SUS, Park Theatre, stage review: ‘An intense reminder that racism is still deeply ingrained in our society’

Stedroy Cabey is ‘utterly compelling’ as Leon. Photograph: Charles Russel

At the dawn of a new Thatcherite government that is doing its level best to exclude the immigrants this country so desperately needs, Park Theatre has been prescient in reviving Barrie Keeffe’s 1979 play SUS, under the direction of Paul Tomlinson.

Set on the night that Margaret Thatcher’s Conservatives were first launched into power, the drama is a blistering critique of the small-minded racism and casual police brutality of the 1970s.

When Jamaican-heritage Leon Delroy is wrongly accused of murdering his wife – who has in fact died of an undiagnosed ectopic pregnancy – the police officers in charge of questioning him reveal the full panoply of prejudice, bigotry and wilful misunderstanding that led so many innocent people to be detained under the notorious ‘sus’ laws.

Stedroy Cabey is utterly compelling as Leon, who veers suddenly from easy jocularity to heartbreak.

Fergal Coghlan’s violent junior detective Wilby is somewhat stilted, but Alexander Neal offers a subtle portrayal of his colleague Karn, a naff middle-aged man savouring the personal delights of social mobility but with scant regard for the rights or dignity of those he arrests.

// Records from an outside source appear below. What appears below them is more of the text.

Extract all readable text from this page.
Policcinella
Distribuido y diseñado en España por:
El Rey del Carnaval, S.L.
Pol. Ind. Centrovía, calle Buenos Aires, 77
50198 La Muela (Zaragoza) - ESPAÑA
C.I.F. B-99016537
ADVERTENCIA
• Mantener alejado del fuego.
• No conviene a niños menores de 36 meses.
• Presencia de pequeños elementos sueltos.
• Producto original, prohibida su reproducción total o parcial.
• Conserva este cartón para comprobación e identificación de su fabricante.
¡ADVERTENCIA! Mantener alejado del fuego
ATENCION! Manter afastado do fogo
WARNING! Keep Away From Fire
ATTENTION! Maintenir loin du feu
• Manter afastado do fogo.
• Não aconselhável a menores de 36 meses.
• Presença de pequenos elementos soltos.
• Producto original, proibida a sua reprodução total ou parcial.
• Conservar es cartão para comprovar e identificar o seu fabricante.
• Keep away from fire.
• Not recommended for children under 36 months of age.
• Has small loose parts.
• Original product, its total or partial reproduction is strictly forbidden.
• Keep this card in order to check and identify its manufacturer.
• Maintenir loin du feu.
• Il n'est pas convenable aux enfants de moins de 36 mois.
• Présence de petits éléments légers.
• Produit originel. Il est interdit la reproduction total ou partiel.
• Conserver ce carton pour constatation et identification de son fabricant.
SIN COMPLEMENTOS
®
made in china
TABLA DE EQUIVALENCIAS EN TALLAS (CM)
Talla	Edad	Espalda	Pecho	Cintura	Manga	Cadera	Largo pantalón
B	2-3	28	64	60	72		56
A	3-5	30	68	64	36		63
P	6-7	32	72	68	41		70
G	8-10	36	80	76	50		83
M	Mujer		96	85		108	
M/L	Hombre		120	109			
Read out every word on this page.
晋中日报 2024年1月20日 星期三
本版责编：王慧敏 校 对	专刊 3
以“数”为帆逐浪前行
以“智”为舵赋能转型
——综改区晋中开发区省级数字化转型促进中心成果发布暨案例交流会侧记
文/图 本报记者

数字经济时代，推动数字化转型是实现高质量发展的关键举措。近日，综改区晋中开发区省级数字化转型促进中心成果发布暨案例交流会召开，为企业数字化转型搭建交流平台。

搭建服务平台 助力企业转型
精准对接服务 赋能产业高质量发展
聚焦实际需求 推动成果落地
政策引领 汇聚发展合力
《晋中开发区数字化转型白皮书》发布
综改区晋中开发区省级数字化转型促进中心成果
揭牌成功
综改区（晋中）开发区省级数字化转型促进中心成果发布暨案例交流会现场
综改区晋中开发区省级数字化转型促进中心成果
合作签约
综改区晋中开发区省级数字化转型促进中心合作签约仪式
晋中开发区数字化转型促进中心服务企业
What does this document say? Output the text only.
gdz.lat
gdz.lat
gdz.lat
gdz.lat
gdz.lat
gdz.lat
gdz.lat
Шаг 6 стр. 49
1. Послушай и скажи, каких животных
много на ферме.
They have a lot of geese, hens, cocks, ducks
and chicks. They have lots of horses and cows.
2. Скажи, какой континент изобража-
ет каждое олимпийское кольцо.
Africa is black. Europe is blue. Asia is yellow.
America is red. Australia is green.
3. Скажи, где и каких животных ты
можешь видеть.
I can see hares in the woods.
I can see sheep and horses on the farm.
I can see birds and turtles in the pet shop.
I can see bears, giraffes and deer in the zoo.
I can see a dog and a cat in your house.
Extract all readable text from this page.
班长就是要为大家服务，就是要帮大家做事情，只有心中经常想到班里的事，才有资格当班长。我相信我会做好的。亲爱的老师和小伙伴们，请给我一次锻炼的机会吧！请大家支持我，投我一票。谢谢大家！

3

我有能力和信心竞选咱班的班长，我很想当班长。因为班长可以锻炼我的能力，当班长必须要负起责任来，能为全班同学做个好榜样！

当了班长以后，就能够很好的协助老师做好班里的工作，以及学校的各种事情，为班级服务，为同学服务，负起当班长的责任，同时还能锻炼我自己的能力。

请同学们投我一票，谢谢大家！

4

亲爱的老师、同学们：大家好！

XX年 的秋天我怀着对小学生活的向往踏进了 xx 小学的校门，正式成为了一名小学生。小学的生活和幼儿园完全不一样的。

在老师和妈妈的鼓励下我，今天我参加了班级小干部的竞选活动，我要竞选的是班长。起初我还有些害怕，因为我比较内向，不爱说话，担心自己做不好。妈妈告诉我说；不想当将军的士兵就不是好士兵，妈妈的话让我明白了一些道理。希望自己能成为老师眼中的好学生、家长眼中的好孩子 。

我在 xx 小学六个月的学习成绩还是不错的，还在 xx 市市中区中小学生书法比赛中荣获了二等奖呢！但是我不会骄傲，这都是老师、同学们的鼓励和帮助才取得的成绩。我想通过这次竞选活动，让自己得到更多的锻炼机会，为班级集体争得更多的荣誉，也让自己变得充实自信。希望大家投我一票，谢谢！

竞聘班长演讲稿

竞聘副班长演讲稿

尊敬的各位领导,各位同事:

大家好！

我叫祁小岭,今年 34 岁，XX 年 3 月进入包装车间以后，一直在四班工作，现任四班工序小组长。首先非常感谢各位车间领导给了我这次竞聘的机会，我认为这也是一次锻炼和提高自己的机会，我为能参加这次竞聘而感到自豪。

The story makes us stop and reflect on what has changed in the intervening 43 years.

Casual racism may be less overt, but Black people in England and Wales are still stopped and searched seven times as often as white people.

Britain may be culturally richer, but a CV with a stereotypically ethnic minority name still attracts only about three-fifths as many job interviews as the exact same CV with an ostensibly white English name.

Tomlinson’s taught 80-minute production retains an edgy intensity throughout, reminding audiences that after nearly half a century, racism is still deeply ingrained in our society and our institutions.

SUS runs until 15 October at Park Theatre, Clifton Terrace, N4 3JP.